Ryan Ryder and Wayne Liggett

Richland County Common Pleas court security officers Ryan Ryder (left) and Wayne Liggett helped stop a fire from causing serious damages on Wednesday.

MANSFIELD ─ Teamwork stopped a fire from turning into a blaze, preventing potential life and property loss.

Richland County Common Pleas Court security officers Ryan Ryder, Wayne Liggett and an unknown community member comprised the impromptu team.

Liggett said sometime before noon on Wednesday, he and Ryder were both working at the juvenile court (411 S. Diamond Street) when they heard someone yelling to Diamond Laundromat across the street.

“Is there anybody in here?” the man who drove past yelled.

The court’s door was open, so the person caught the officers’ attention. Liggett said when he looked over, he saw part of the laundromat’s entrance was on fire. The flames were about eight inches high and thick smoke kept coming out.
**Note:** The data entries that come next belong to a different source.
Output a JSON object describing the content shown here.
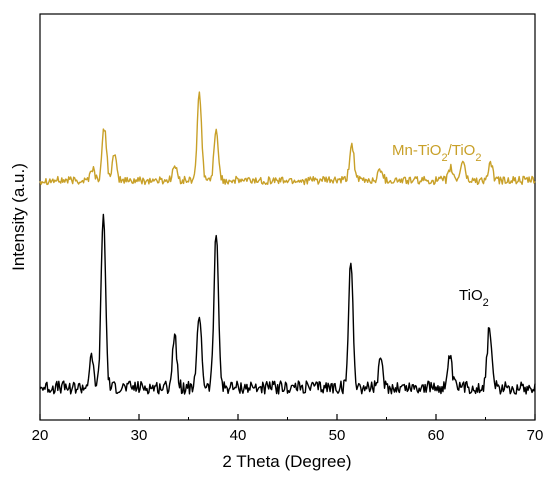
{
  "chart_data": {
    "type": "line",
    "title": "",
    "xlabel": "2 Theta (Degree)",
    "ylabel": "Intensity (a.u.)",
    "xlim": [
      20,
      70
    ],
    "ylim": [
      0,
      100
    ],
    "x_ticks": [
      "20",
      "30",
      "40",
      "50",
      "60",
      "70"
    ],
    "y_ticks_labeled": false,
    "grid": false,
    "legend": "inline labels",
    "series": [
      {
        "name": "Mn-TiO2/TiO2",
        "label_base": "Mn-TiO",
        "label_sub1": "2",
        "label_mid": "/TiO",
        "label_sub2": "2",
        "color": "#c8a028",
        "baseline": 59,
        "noise": 1.0,
        "peaks": [
          {
            "x": 25.3,
            "h": 3.0
          },
          {
            "x": 26.5,
            "h": 13.0
          },
          {
            "x": 27.5,
            "h": 6.0
          },
          {
            "x": 33.6,
            "h": 3.5
          },
          {
            "x": 36.1,
            "h": 21.0
          },
          {
            "x": 37.8,
            "h": 12.0
          },
          {
            "x": 51.5,
            "h": 9.0
          },
          {
            "x": 54.4,
            "h": 3.0
          },
          {
            "x": 61.5,
            "h": 3.0
          },
          {
            "x": 62.7,
            "h": 5.0
          },
          {
            "x": 65.5,
            "h": 4.0
          }
        ]
      },
      {
        "name": "TiO2",
        "label_base": "TiO",
        "label_sub1": "2",
        "color": "#000000",
        "baseline": 8,
        "noise": 1.6,
        "peaks": [
          {
            "x": 25.2,
            "h": 7.0
          },
          {
            "x": 26.4,
            "h": 43.0
          },
          {
            "x": 33.6,
            "h": 13.0
          },
          {
            "x": 36.1,
            "h": 18.0
          },
          {
            "x": 37.8,
            "h": 39.0
          },
          {
            "x": 51.4,
            "h": 31.0
          },
          {
            "x": 54.4,
            "h": 6.0
          },
          {
            "x": 61.4,
            "h": 7.0
          },
          {
            "x": 65.4,
            "h": 15.0
          }
        ]
      }
    ]
  }
}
The duo asked the staff at the court’s front desk to call 9-1-1 right away. Ryder, who is a volunteer firefighter EMT with Washington Township Fire Department, ran across the street.

Ryder told Richland Source on Thursday that when he got to the laundromat, the driver was checking inside to make sure no one was there. He also did a quick sweep and looked for a fire extinguisher or a bucket but found no signs of them.

The entrance, partly made of wood, was hot and smoky, Ryder said, but it was still passable. The driver tried to put out the fire with a gallon jug filled with water and told Ryder to get some tools from his truck.

Ryder said he got a hand tool in the truck and started ripping the wall at the entrance.

Liggett also rushed to the scene soon after Ryder got there. He said he found the stairs in the back of the building and went up to the second floor, beating on the door.

“You could tell someone lives up there with air conditioner and everything else,” he said.

He told the lady who answered the door to leave right away. He said the resident had no idea what was happening downstairs and was a little reluctant to evacuate at first, worrying about her cat.   

Liggett said it took him some effort to convince the lady to leave the building and move her car. He also called the owner of the building, notifying him of the fire.

Downstairs, Ryder and the driver put out most of the fire after a few rounds of refilling the jug and ripping out the wall altogether. Ryder said the situation was controlled before the fire department arrived.

According to the fire department, the fire was started by a carelessly discarded cigarette butt. Someone set the butt on top of the window sill instead of putting it in an available receptacle. The butt fell between the inside and outside walls, which accumulated many dry leaves, and ignited the fire.

Fortunately, the fire only damaged part of the entranceway and did not get into the building.

Ryder said he gave lots of credit to the driver but he didn’t have a chance to ask the name. He gave that person a fist bump and thanked him for the help.

With six years of volunteering at the fire department, Ryder said the incident on Wednesday was not out of his realm.

“I kind of did what I felt was natural, just helping the community out,” he said.

While not knowing if there’s anyone in the laundromat before rushing out, Ryder said he felt the obligation to help.

Liggett, who has worked in law enforcement for 39 years, also said he encountered similar circumstances before. He was glad about the result because things could have been a lot worse if nobody had noticed the fire in a timely fashion.

Ryder agreed.

“It’s important to catch it (the fire) when you see it,” he said.

He also restated the importance of businesses having fire extinguishers on-site, which would have helped a lot in this case.